As the Arctic loses ice and breaks high temperature records, it experiences a profound shift into a new state of “normal.” This is as clear a sign as any that climate change’s worst effects are already here. Taken in context with the jarring changes scientists have already tracked — including alarming accidental findings such as green ice caused by microorganism growth in waters at unprecedented high temperatures — the findings from the northernmost regions of our planet all spell out the urgency of the climate change fight in no uncertain terms.
River ice now melts one month earlier than it did only 15 years ago, and in at least one instance a melting glacier cut off its water source, causing an entire river to disappear over the course of four days. Thinning sea ice, glaciers riddled with holes, unusual cycles of seasonal ice, and disruptions to the Arctic food chain are all apparent.

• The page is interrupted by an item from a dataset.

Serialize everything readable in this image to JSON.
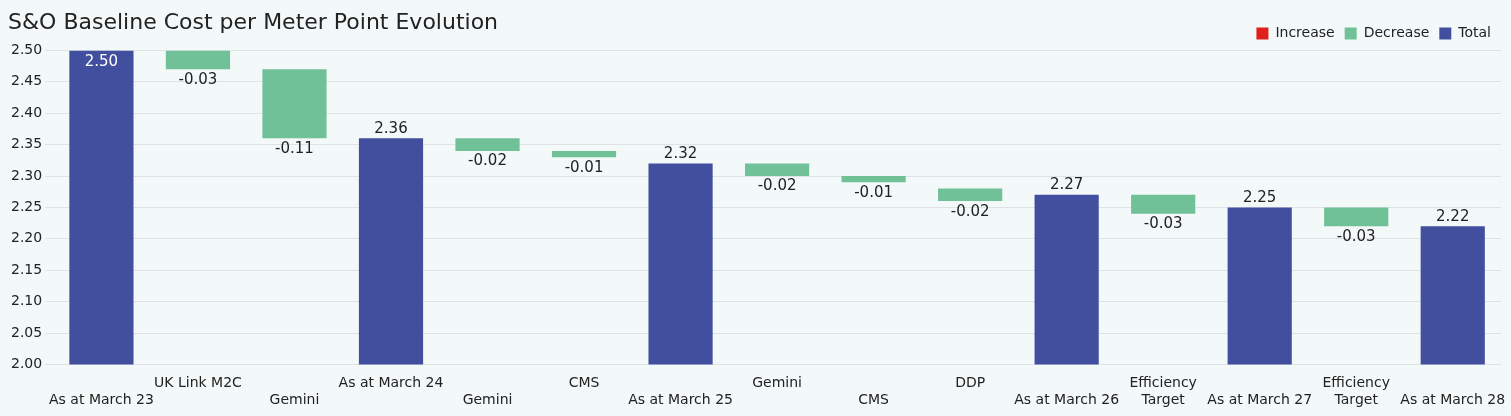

Like the rest of the planet, the Arctic’s warmest temperatures in recorded history occurred between 2011 to 2015. However, unlike the rest of the planet, temperatures are rising twice as fast in the Arctic. Over the past four decades, sea ice has declined by 65 percent. In fact, whereas most sea ice used to remain frozen, now, for the first time, most Arctic sea ice is new.
These changes have worldwide consequences. A new survey shows that, without action to curb CO2 emissions, sea levels may rise an additional foot. According to a report from the Arctic Monitoring and Assessment Programme, scientists are now measuring changes in the Arctic that are significant enough to have global repercussions from flooding in coastal cities and extreme record temperatures to intensifying monsoons.
Even so, Environment and Climate Change Canada cryosphere scientist Ross Brown insists there is hope. The report also shows that aggressive intervention can slow the warming of the Arctic that climate change is causing. If strong enough steps to reduce emissions were taken, parts of the Arctic, including sea ice cover, could recover.
“There is a choice there to be made, and if we can actually follow through, there is a chance we’ll be able to stabilize the changes that are happening,” he said to E&E News. “I don’t know if it’s optimism, but I think it shows that if we do take action, there is a real concrete result to it.”